Ada. Tentu saja ada. Tetapi aku tidak bisa mengatakan padanya. Mengatakan iya sama saja aku membohonginya, karena pasti dia berpikir aku sudah tak jujur dengan mengatakan bahwa dia tidak salah. Sedangkan nyatanya berbeda.

"Ada. Karena kau pernah mendengarkan ceritaku ini sebelumnya." Berkata ada dengan alasan yang berbeda agar dia

"Well, now you can say anything about you story."

"Aku pernah bercerita padamu mengenai sesorang yang selalu datang dan pergi dengan segala perasaan yang kurasakan padanya bukan?"

"Iya. Lalu?"

"So, aku tak perlu lagi bercerita dari awal. Aku ingin menghapus perasaan yang aku rasakan padanya. Dan aku rasa usahaku kali ini berhasil. Tapi, seketika aku bertemu denganya kembali, aku merasa sepertinya ada yang kosong."

"Apa kau masih memiliki perasaan ini walau sedikit?"

"Hah.. Entahlah. Saat berada di dekatnya aku sudah tidak lagi merasakan gugup seperti sebelumnya. Setelah bertemu dengannya pun tak ada hal aneh yang aku lakukan untuk mengganggunya. Semua normal seperti biasanya, hanya saja ada sesuatu yang kosong."

"Apa itu sebabnya kau menagis?"

"Mungkin. Kalau pun sekarang aku memandangnya dan bertemu. Barang kali diantara kami ada sebuah dinding kaca tak terlihat yang menjaga."

"Siapa orang itu? Aku penasaran ingin tahu. Karena jujur ingatanku buruk ketika mengingat nama dan wajah seseorang."

Orang itu kau.

"Kau mengenalnya." hanya kalimat itu yang aku ucapkan.

"Siapa?"

"Sudahlah, aku tak mau lagi membahasnya. Oh iya, terima kasih sudah mau mendengarkan."

"Kau ini. Aku ini sahabatmu tak perlu merasa sungkan. Baiklah, kau mau minum sesuatu? Kopi mungkin? Aku mau ke dapur mengambil minuman karena kau sama sekali tidak menyediakannya kepadaku saat aku datang."

"Tidak. Saat ini aku tidak ingin kopi. Susu saja sebagai gantinya."

"Tumben. Biasanya sesuatu yang pahit yang selalu kau butuhkan ketika hatimu sedang kacau. Kenapa sekarang sesuatu yang manis?"

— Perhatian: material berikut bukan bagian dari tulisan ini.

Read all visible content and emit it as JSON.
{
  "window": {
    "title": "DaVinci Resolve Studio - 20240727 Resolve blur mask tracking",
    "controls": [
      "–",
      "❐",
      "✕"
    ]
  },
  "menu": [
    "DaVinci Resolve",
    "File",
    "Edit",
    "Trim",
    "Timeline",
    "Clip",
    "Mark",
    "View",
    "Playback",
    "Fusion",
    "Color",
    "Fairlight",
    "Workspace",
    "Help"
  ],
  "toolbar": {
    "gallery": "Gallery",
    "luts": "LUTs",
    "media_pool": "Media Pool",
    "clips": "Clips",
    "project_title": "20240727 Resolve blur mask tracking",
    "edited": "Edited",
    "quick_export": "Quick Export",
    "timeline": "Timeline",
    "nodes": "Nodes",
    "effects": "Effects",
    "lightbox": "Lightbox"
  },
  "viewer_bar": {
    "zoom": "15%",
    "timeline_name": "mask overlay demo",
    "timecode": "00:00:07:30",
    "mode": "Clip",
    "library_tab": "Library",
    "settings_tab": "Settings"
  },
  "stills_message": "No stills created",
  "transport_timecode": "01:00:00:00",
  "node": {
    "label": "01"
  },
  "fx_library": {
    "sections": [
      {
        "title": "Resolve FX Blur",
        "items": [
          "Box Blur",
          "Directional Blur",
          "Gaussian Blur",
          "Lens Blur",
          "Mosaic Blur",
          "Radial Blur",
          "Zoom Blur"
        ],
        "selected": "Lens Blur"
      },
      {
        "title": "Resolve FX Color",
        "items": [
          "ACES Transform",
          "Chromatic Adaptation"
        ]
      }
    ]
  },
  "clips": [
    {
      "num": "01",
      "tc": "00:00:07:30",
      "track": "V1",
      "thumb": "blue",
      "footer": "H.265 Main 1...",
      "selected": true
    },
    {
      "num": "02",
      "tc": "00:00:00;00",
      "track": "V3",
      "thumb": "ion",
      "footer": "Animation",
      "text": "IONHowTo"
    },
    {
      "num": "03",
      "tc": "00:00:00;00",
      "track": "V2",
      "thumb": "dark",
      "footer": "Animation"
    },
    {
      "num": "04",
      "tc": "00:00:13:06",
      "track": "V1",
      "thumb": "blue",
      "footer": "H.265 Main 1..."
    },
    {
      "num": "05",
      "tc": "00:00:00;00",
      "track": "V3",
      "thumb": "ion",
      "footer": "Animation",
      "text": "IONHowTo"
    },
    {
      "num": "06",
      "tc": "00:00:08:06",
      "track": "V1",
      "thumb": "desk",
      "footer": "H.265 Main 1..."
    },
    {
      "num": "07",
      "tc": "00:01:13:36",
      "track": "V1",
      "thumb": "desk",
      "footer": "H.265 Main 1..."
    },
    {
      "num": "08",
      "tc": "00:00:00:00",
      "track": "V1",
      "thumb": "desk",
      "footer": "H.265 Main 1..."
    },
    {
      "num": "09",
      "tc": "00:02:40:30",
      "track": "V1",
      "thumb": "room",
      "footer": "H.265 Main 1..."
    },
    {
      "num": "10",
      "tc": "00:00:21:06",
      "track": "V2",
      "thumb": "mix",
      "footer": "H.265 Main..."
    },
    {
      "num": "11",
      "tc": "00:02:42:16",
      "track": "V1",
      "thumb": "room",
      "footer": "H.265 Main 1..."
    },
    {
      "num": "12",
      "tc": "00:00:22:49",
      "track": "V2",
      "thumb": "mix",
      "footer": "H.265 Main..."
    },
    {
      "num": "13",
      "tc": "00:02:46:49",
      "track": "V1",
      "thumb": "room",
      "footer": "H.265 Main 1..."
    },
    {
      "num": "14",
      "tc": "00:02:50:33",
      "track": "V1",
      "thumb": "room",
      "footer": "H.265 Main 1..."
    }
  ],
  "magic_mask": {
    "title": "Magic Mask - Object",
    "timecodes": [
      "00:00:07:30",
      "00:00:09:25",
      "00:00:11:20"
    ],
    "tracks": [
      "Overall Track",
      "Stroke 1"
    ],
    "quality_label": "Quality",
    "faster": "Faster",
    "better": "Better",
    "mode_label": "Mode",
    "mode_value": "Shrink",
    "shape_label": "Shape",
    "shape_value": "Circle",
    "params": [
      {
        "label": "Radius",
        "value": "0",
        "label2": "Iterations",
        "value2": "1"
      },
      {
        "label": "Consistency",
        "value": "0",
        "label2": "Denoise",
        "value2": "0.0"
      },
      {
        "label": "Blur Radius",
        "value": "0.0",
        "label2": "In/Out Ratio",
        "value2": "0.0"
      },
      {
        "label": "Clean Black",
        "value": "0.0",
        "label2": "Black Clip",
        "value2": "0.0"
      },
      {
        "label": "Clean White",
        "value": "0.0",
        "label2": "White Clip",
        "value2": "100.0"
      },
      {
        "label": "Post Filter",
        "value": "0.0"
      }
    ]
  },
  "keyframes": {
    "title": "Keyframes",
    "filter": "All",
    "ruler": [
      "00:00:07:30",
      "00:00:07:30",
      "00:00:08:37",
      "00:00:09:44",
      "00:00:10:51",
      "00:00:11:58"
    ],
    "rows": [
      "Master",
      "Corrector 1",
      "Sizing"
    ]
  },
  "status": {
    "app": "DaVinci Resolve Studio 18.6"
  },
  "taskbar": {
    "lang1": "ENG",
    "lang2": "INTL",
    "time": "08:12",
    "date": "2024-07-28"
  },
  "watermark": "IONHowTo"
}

"Hanya sedang ingin saja. Apa tidak boleh? Dan siapa bilang kalau itu manis?"

"Lalu?"

"Rasanya anta, tidak manis dan pahit. Tak berasa sama sekali dan itu yang aku butuhkan sekarang."

"Baiklah, tuan putri. Tunggu pelayan pribadimu kembali ya."

Dia yang masih mampu membuatku tersenyum. Dia yang sudah lama selalu membantuku. Dia yang mungkin tidak tahu bahwa dirinya penyemangatku untuk terus berkarya. Dia yang sudah mengisi hati ini, aku meminta maaf. Karena harus kehilangan perasaan spesial dalam diriku untuknya.